Kauai Shrimp and Winter Squash Curry
INGREDIENTS
2 lbs. winter squash (about 4 cups diced)
2 shallots
2 cloves garlic
1 Tbsp grated fresh ginger
2 Tbsp olive oil
1 Tbsp curry powder
1 tsp ground cumin
1 15oz. can fire roasted diced tomatoes
1/2 cup water
1 13.5oz can full-fat coconut milk
1 pound Kauai Shrimp
1/2 tsp salt (or to taste)
Instructions
Peel and dice the butternut squash into ½-inch pieces. Dice the shallots, mince the garlic, and grate the ginger.
Heat a large skillet over medium. Add the olive oil, shallots, garlic, and ginger, and sauté for a few minutes, or until the shallots are translucent. Add the curry powder and cumin and sauté for one minute more.
Add the diced tomatoes and water to the skillet. Stir to combine and dissolve any browned bits off the bottom of the skillet.
Add the diced butternut squash and stir to combine.

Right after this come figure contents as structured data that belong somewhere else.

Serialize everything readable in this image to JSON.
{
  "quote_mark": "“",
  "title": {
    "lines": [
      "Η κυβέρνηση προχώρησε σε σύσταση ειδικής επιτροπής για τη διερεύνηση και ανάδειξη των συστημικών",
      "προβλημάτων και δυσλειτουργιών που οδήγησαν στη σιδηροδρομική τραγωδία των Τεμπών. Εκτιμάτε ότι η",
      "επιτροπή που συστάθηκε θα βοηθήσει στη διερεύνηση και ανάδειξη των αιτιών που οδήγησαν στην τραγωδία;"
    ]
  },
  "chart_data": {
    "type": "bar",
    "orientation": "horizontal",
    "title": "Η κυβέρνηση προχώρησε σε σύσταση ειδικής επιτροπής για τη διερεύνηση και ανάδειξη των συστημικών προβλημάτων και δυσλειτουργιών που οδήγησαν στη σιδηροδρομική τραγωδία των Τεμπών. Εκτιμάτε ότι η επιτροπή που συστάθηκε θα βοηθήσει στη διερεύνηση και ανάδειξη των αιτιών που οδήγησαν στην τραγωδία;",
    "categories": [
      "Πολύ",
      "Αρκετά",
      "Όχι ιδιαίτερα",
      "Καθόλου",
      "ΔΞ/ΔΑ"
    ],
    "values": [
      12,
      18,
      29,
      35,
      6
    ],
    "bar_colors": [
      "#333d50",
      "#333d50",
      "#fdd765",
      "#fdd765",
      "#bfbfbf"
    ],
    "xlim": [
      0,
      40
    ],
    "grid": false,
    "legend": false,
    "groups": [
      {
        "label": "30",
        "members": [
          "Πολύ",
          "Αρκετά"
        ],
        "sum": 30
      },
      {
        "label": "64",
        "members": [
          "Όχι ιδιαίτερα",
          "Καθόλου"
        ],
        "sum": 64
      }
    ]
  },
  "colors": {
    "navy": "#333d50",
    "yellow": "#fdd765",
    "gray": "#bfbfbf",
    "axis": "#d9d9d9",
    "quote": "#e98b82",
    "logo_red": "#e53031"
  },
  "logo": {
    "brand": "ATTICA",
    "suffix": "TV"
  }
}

Place a lid on the skillet and let the squash simmer in the sauce for about 10 minutes, or just until fork-tender.
Add the coconut milk to the skillet, stir to combine, and heat through.
Once the sauce is hot again, add the shrimp to the curry and cook, stirring occasionally, until cooked through, 5 to 7 minutes. Season the curry to taste with salt, then enjoy!